He was born into a working class family in Mt Albert the same year - 1985 - that the Mt Albert league club won both the Fox Memorial Trophy and the Stormont Shield. He was a "small, skinny white kid" who was, thanks to his father John's Samoan heritage, raised mostly within Auckland's Polynesian community.
However, it wasn't his father, a painter and league man, who got Williams into the game but his mother, who raised Williams, his older brother and their twin sisters after her marriage fell apart. A talent scout for Sydney's Bulldogs league club spotted Williams at just 15. SBW became the youngest player ever contracted to the club and, in his first season playing for the premier side, became the youngest player in the club's history, at aged 18, to play in a grand final.

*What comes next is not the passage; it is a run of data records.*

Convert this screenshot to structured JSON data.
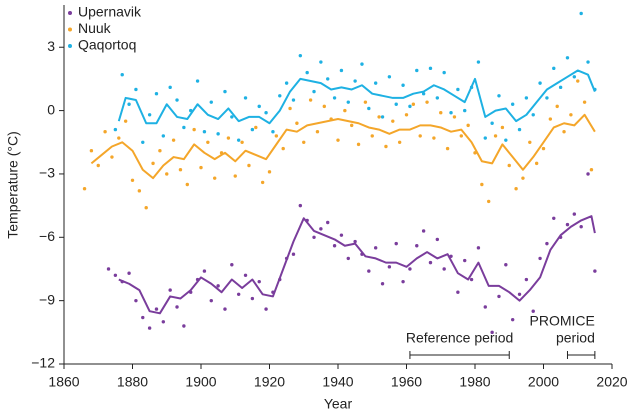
{
  "chart_data": {
    "type": "scatter",
    "x_label": "Year",
    "y_label": "Temperature (°C)",
    "xlim": [
      1860,
      2020
    ],
    "ylim": [
      -12,
      5
    ],
    "xticks": [
      1860,
      1880,
      1900,
      1920,
      1940,
      1960,
      1980,
      2000,
      2020
    ],
    "yticks": [
      {
        "value": -12,
        "label": "−12"
      },
      {
        "value": -9,
        "label": "−9"
      },
      {
        "value": -6,
        "label": "−6"
      },
      {
        "value": -3,
        "label": "−3"
      },
      0,
      3
    ],
    "legend": "top-left",
    "series": [
      {
        "name": "Upernavik",
        "color": "#7a3d9c",
        "x": [
          1873,
          1875,
          1877,
          1879,
          1881,
          1883,
          1885,
          1887,
          1889,
          1891,
          1893,
          1895,
          1897,
          1899,
          1901,
          1903,
          1905,
          1907,
          1909,
          1911,
          1913,
          1915,
          1917,
          1919,
          1921,
          1923,
          1925,
          1927,
          1929,
          1931,
          1933,
          1935,
          1937,
          1939,
          1941,
          1943,
          1945,
          1947,
          1949,
          1951,
          1953,
          1955,
          1957,
          1959,
          1961,
          1963,
          1965,
          1967,
          1969,
          1971,
          1973,
          1975,
          1977,
          1979,
          1981,
          1983,
          1985,
          1987,
          1989,
          1991,
          1993,
          1995,
          1997,
          1999,
          2001,
          2003,
          2005,
          2007,
          2009,
          2011,
          2013,
          2015
        ],
        "values": [
          -7.5,
          -7.8,
          -8.1,
          -7.7,
          -9.0,
          -9.8,
          -10.3,
          -9.4,
          -10.0,
          -8.5,
          -9.3,
          -10.2,
          -8.6,
          -8.0,
          -7.6,
          -9.0,
          -8.3,
          -9.4,
          -7.3,
          -8.7,
          -7.8,
          -8.9,
          -8.1,
          -9.4,
          -8.6,
          -8.0,
          -7.0,
          -6.8,
          -4.5,
          -5.2,
          -6.0,
          -5.6,
          -5.3,
          -6.4,
          -5.9,
          -7.0,
          -6.2,
          -6.8,
          -7.6,
          -6.5,
          -8.2,
          -7.4,
          -6.3,
          -8.1,
          -7.5,
          -6.4,
          -5.7,
          -7.2,
          -6.1,
          -7.5,
          -6.9,
          -8.6,
          -7.1,
          -8.0,
          -6.5,
          -9.3,
          -10.5,
          -8.8,
          -7.3,
          -9.9,
          -8.7,
          -8.0,
          -9.5,
          -7.0,
          -6.3,
          -5.1,
          -6.0,
          -5.4,
          -4.9,
          -5.5,
          -3.0,
          -7.6
        ],
        "trend_x": [
          1876,
          1879,
          1882,
          1885,
          1888,
          1891,
          1894,
          1897,
          1900,
          1903,
          1906,
          1909,
          1912,
          1915,
          1918,
          1921,
          1924,
          1927,
          1930,
          1933,
          1936,
          1939,
          1942,
          1945,
          1948,
          1951,
          1954,
          1957,
          1960,
          1963,
          1966,
          1969,
          1972,
          1975,
          1978,
          1981,
          1984,
          1987,
          1990,
          1993,
          1996,
          1999,
          2002,
          2005,
          2008,
          2011,
          2014,
          2015
        ],
        "trend": [
          -8.0,
          -8.2,
          -8.5,
          -9.5,
          -9.6,
          -8.8,
          -8.9,
          -8.5,
          -7.9,
          -8.2,
          -8.6,
          -8.0,
          -8.4,
          -8.0,
          -8.7,
          -8.8,
          -7.5,
          -6.2,
          -5.1,
          -5.7,
          -5.9,
          -6.1,
          -6.4,
          -6.3,
          -6.9,
          -7.0,
          -7.2,
          -7.2,
          -7.4,
          -7.0,
          -6.7,
          -7.0,
          -6.8,
          -7.7,
          -8.0,
          -7.2,
          -8.3,
          -8.3,
          -8.6,
          -9.0,
          -8.5,
          -7.9,
          -6.6,
          -5.9,
          -5.5,
          -5.2,
          -5.0,
          -5.8
        ]
      },
      {
        "name": "Nuuk",
        "color": "#f4a62a",
        "x": [
          1866,
          1868,
          1870,
          1872,
          1874,
          1876,
          1878,
          1880,
          1882,
          1884,
          1886,
          1888,
          1890,
          1892,
          1894,
          1896,
          1898,
          1900,
          1902,
          1904,
          1906,
          1908,
          1910,
          1912,
          1914,
          1916,
          1918,
          1920,
          1922,
          1924,
          1926,
          1928,
          1930,
          1932,
          1934,
          1936,
          1938,
          1940,
          1942,
          1944,
          1946,
          1948,
          1950,
          1952,
          1954,
          1956,
          1958,
          1960,
          1962,
          1964,
          1966,
          1968,
          1970,
          1972,
          1974,
          1976,
          1978,
          1980,
          1982,
          1984,
          1986,
          1988,
          1990,
          1992,
          1994,
          1996,
          1998,
          2000,
          2002,
          2004,
          2006,
          2008,
          2010,
          2012,
          2014
        ],
        "values": [
          -3.7,
          -1.9,
          -2.6,
          -1.0,
          -2.2,
          -1.3,
          -0.5,
          -3.3,
          -3.8,
          -4.6,
          -2.5,
          -1.9,
          -3.0,
          -1.4,
          -2.8,
          -3.5,
          -0.9,
          -2.7,
          -1.5,
          -3.2,
          -2.0,
          -1.3,
          -3.1,
          -1.5,
          -2.6,
          -0.8,
          -3.4,
          -2.9,
          -1.2,
          -1.8,
          0.1,
          -0.6,
          -1.5,
          0.5,
          -1.0,
          0.2,
          -0.4,
          -1.4,
          0.0,
          -0.7,
          -1.6,
          0.4,
          -1.2,
          -0.3,
          -1.7,
          -0.5,
          -1.5,
          -0.2,
          0.3,
          -1.2,
          0.4,
          -1.3,
          -0.1,
          -1.8,
          -0.3,
          -1.2,
          -0.7,
          -2.0,
          -3.5,
          -4.3,
          -1.2,
          -0.8,
          -2.6,
          -3.7,
          -3.2,
          -1.5,
          -2.5,
          -1.8,
          -0.4,
          0.2,
          -1.0,
          -0.2,
          1.4,
          0.4,
          -2.8
        ],
        "trend_x": [
          1868,
          1871,
          1874,
          1877,
          1880,
          1883,
          1886,
          1889,
          1892,
          1895,
          1898,
          1901,
          1904,
          1907,
          1910,
          1913,
          1916,
          1919,
          1922,
          1925,
          1928,
          1931,
          1934,
          1937,
          1940,
          1943,
          1946,
          1949,
          1952,
          1955,
          1958,
          1961,
          1964,
          1967,
          1970,
          1973,
          1976,
          1979,
          1982,
          1985,
          1988,
          1991,
          1994,
          1997,
          2000,
          2003,
          2006,
          2009,
          2012,
          2015
        ],
        "trend": [
          -2.5,
          -2.1,
          -1.7,
          -1.5,
          -1.9,
          -2.8,
          -3.2,
          -2.6,
          -2.2,
          -2.3,
          -1.6,
          -2.0,
          -2.3,
          -2.0,
          -2.4,
          -1.9,
          -2.1,
          -2.3,
          -1.6,
          -0.9,
          -1.0,
          -0.7,
          -0.6,
          -0.5,
          -0.4,
          -0.5,
          -0.6,
          -0.8,
          -0.9,
          -1.1,
          -0.9,
          -0.9,
          -0.7,
          -0.7,
          -0.8,
          -1.0,
          -0.9,
          -1.5,
          -2.4,
          -2.5,
          -1.6,
          -2.2,
          -2.8,
          -2.2,
          -1.5,
          -0.8,
          -0.6,
          -0.7,
          -0.2,
          -1.0
        ]
      },
      {
        "name": "Qaqortoq",
        "color": "#1eb1e3",
        "x": [
          1875,
          1877,
          1879,
          1881,
          1883,
          1885,
          1887,
          1889,
          1891,
          1893,
          1895,
          1897,
          1899,
          1901,
          1903,
          1905,
          1907,
          1909,
          1911,
          1913,
          1915,
          1917,
          1919,
          1921,
          1923,
          1925,
          1927,
          1929,
          1931,
          1933,
          1935,
          1937,
          1939,
          1941,
          1943,
          1945,
          1947,
          1949,
          1951,
          1953,
          1955,
          1957,
          1959,
          1961,
          1963,
          1965,
          1967,
          1969,
          1971,
          1973,
          1975,
          1977,
          1979,
          1981,
          1983,
          1985,
          1987,
          1989,
          1991,
          1993,
          1995,
          1997,
          1999,
          2001,
          2003,
          2005,
          2007,
          2009,
          2011,
          2013,
          2015
        ],
        "values": [
          -0.9,
          1.7,
          0.3,
          1.0,
          -1.5,
          -0.2,
          0.8,
          -1.2,
          1.1,
          0.5,
          -0.8,
          0.0,
          1.4,
          -1.0,
          0.4,
          -1.1,
          0.9,
          -0.3,
          -1.4,
          0.6,
          -0.9,
          0.2,
          -0.1,
          -1.0,
          0.7,
          1.3,
          0.5,
          2.6,
          1.8,
          0.9,
          2.3,
          1.5,
          0.6,
          1.9,
          0.4,
          1.4,
          2.2,
          0.1,
          1.3,
          -0.3,
          1.6,
          0.3,
          1.2,
          0.2,
          1.9,
          0.8,
          2.0,
          0.6,
          1.8,
          -0.1,
          1.0,
          0.0,
          1.1,
          2.3,
          -1.3,
          -0.6,
          0.7,
          -1.4,
          0.3,
          -0.9,
          0.6,
          -0.2,
          1.3,
          0.6,
          2.0,
          1.1,
          2.5,
          1.6,
          4.6,
          2.3,
          1.0
        ],
        "trend_x": [
          1876,
          1878,
          1881,
          1884,
          1887,
          1890,
          1893,
          1896,
          1899,
          1902,
          1905,
          1908,
          1911,
          1914,
          1917,
          1920,
          1923,
          1926,
          1929,
          1932,
          1935,
          1938,
          1941,
          1944,
          1947,
          1950,
          1953,
          1956,
          1959,
          1962,
          1965,
          1968,
          1971,
          1974,
          1977,
          1980,
          1983,
          1986,
          1989,
          1992,
          1995,
          1998,
          2001,
          2004,
          2007,
          2010,
          2013,
          2015
        ],
        "trend": [
          -0.5,
          0.6,
          0.5,
          -0.6,
          -0.6,
          0.3,
          -0.3,
          -0.4,
          0.3,
          -0.2,
          -0.4,
          0.1,
          -0.5,
          -0.3,
          -0.3,
          -0.6,
          0.0,
          0.9,
          1.5,
          1.4,
          1.3,
          1.0,
          1.1,
          1.0,
          1.2,
          0.8,
          0.7,
          0.6,
          0.6,
          0.8,
          0.9,
          1.2,
          1.0,
          0.7,
          0.4,
          1.5,
          -0.3,
          0.0,
          0.1,
          -0.5,
          -0.2,
          0.4,
          1.0,
          1.3,
          1.6,
          1.9,
          1.7,
          0.9
        ]
      }
    ],
    "annotations": [
      {
        "lines": [
          "Reference period"
        ],
        "x_range": [
          1961,
          1990
        ]
      },
      {
        "lines": [
          "PROMICE",
          "period"
        ],
        "x_range": [
          2007,
          2015
        ]
      }
    ]
  }
}
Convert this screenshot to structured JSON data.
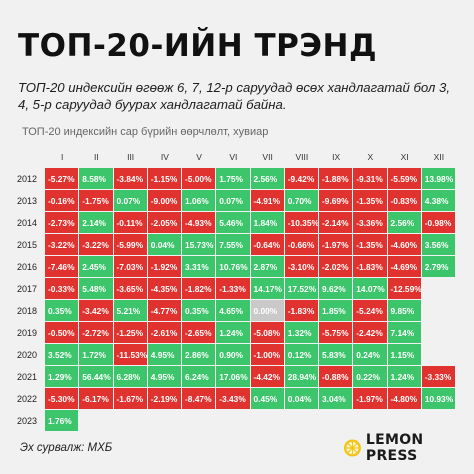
{
  "header": {
    "title": "ТОП-20-ИЙН ТРЭНД",
    "subtitle": "ТОП-20 индексийн өгөөж 6, 7, 12-р саруудад өсөх хандлагатай бол 3, 4, 5-р саруудад буурах хандлагатай байна."
  },
  "footer": {
    "source": "Эх сурвалж: МХБ",
    "brand": "LEMON PRESS"
  },
  "colors": {
    "positive": "#3dc56b",
    "negative": "#e0322f",
    "neutral": "#c9c9c9",
    "brand_icon": "#f2c318"
  },
  "chart_data": {
    "type": "heatmap",
    "title": "ТОП-20 индексийн сар бүрийн өөрчлөлт, хувиар",
    "x": [
      "I",
      "II",
      "III",
      "IV",
      "V",
      "VI",
      "VII",
      "VIII",
      "IX",
      "X",
      "XI",
      "XII"
    ],
    "y": [
      "2012",
      "2013",
      "2014",
      "2015",
      "2016",
      "2017",
      "2018",
      "2019",
      "2020",
      "2021",
      "2022",
      "2023"
    ],
    "values": [
      [
        -5.27,
        8.58,
        -3.84,
        -1.15,
        -5.0,
        1.75,
        2.56,
        -9.42,
        -1.88,
        -9.31,
        -5.59,
        13.98
      ],
      [
        -0.16,
        -1.75,
        0.07,
        -9.0,
        1.06,
        0.07,
        -4.91,
        0.7,
        -9.69,
        -1.35,
        -0.83,
        4.38
      ],
      [
        -2.73,
        2.14,
        -0.11,
        -2.05,
        -4.93,
        5.46,
        1.84,
        -10.35,
        -2.14,
        -3.36,
        2.56,
        -0.98
      ],
      [
        -3.22,
        -3.22,
        -5.99,
        0.04,
        15.73,
        7.55,
        -0.64,
        -0.66,
        -1.97,
        -1.35,
        -4.6,
        3.56
      ],
      [
        -7.46,
        2.45,
        -7.03,
        -1.92,
        3.31,
        10.76,
        2.87,
        -3.1,
        -2.02,
        -1.83,
        -4.69,
        2.79
      ],
      [
        -0.33,
        5.48,
        -3.65,
        -4.35,
        -1.82,
        -1.33,
        14.17,
        17.52,
        9.62,
        14.07,
        -12.59
      ],
      [
        0.35,
        -3.42,
        5.21,
        -4.77,
        0.35,
        4.65,
        0.0,
        -1.83,
        1.85,
        -5.24,
        9.85
      ],
      [
        -0.5,
        -2.72,
        -1.25,
        -2.61,
        -2.65,
        1.24,
        -5.08,
        1.32,
        -5.75,
        -2.42,
        7.14
      ],
      [
        3.52,
        1.72,
        -11.53,
        4.95,
        2.86,
        0.9,
        -1.0,
        0.12,
        5.83,
        0.24,
        1.15
      ],
      [
        1.29,
        56.44,
        6.28,
        4.95,
        6.24,
        17.06,
        -4.42,
        28.94,
        -0.88,
        0.22,
        1.24,
        -3.33
      ],
      [
        -5.3,
        -6.17,
        -1.67,
        -2.19,
        -8.47,
        -3.43,
        0.45,
        0.04,
        3.04,
        -1.97,
        -4.8,
        10.93
      ],
      [
        1.76
      ]
    ],
    "display": [
      [
        "-5.27%",
        "8.58%",
        "-3.84%",
        "-1.15%",
        "-5.00%",
        "1.75%",
        "2.56%",
        "-9.42%",
        "-1.88%",
        "-9.31%",
        "-5.59%",
        "13.98%"
      ],
      [
        "-0.16%",
        "-1.75%",
        "0.07%",
        "-9.00%",
        "1.06%",
        "0.07%",
        "-4.91%",
        "0.70%",
        "-9.69%",
        "-1.35%",
        "-0.83%",
        "4.38%"
      ],
      [
        "-2.73%",
        "2.14%",
        "-0.11%",
        "-2.05%",
        "-4.93%",
        "5.46%",
        "1.84%",
        "-10.35%",
        "-2.14%",
        "-3.36%",
        "2.56%",
        "-0.98%"
      ],
      [
        "-3.22%",
        "-3.22%",
        "-5.99%",
        "0.04%",
        "15.73%",
        "7.55%",
        "-0.64%",
        "-0.66%",
        "-1.97%",
        "-1.35%",
        "-4.60%",
        "3.56%"
      ],
      [
        "-7.46%",
        "2.45%",
        "-7.03%",
        "-1.92%",
        "3.31%",
        "10.76%",
        "2.87%",
        "-3.10%",
        "-2.02%",
        "-1.83%",
        "-4.69%",
        "2.79%"
      ],
      [
        "-0.33%",
        "5.48%",
        "-3.65%",
        "-4.35%",
        "-1.82%",
        "-1.33%",
        "14.17%",
        "17.52%",
        "9.62%",
        "14.07%",
        "-12.59%"
      ],
      [
        "0.35%",
        "-3.42%",
        "5.21%",
        "-4.77%",
        "0.35%",
        "4.65%",
        "0.00%",
        "-1.83%",
        "1.85%",
        "-5.24%",
        "9.85%"
      ],
      [
        "-0.50%",
        "-2.72%",
        "-1.25%",
        "-2.61%",
        "-2.65%",
        "1.24%",
        "-5.08%",
        "1.32%",
        "-5.75%",
        "-2.42%",
        "7.14%"
      ],
      [
        "3.52%",
        "1.72%",
        "-11.53%",
        "4.95%",
        "2.86%",
        "0.90%",
        "-1.00%",
        "0.12%",
        "5.83%",
        "0.24%",
        "1.15%"
      ],
      [
        "1.29%",
        "56.44%",
        "6.28%",
        "4.95%",
        "6.24%",
        "17.06%",
        "-4.42%",
        "28.94%",
        "-0.88%",
        "0.22%",
        "1.24%",
        "-3.33%"
      ],
      [
        "-5.30%",
        "-6.17%",
        "-1.67%",
        "-2.19%",
        "-8.47%",
        "-3.43%",
        "0.45%",
        "0.04%",
        "3.04%",
        "-1.97%",
        "-4.80%",
        "10.93%"
      ],
      [
        "1.76%"
      ]
    ],
    "legend": "none",
    "grid": false
  }
}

In 2008, to the horror of league fans, he ditched the Dogs for rugby union. In the next five season he played for French club Toulon, Canterbury, the Crusaders, the Chiefs, a Japanese club and the All Blacks, with whom he played in the 2011 Rugby World Cup. Between rugby and league seasons Williams took up pro-boxing, dating Jaime Ridge and converted to Islam. In 2013 he ditched rugby and returned to league, playing for Sydney's Roosters.
He will play for New Zealand in his second World Cup competition - this time rugby league - beginning on Monday against Samoa, a country of which he is also a citizen.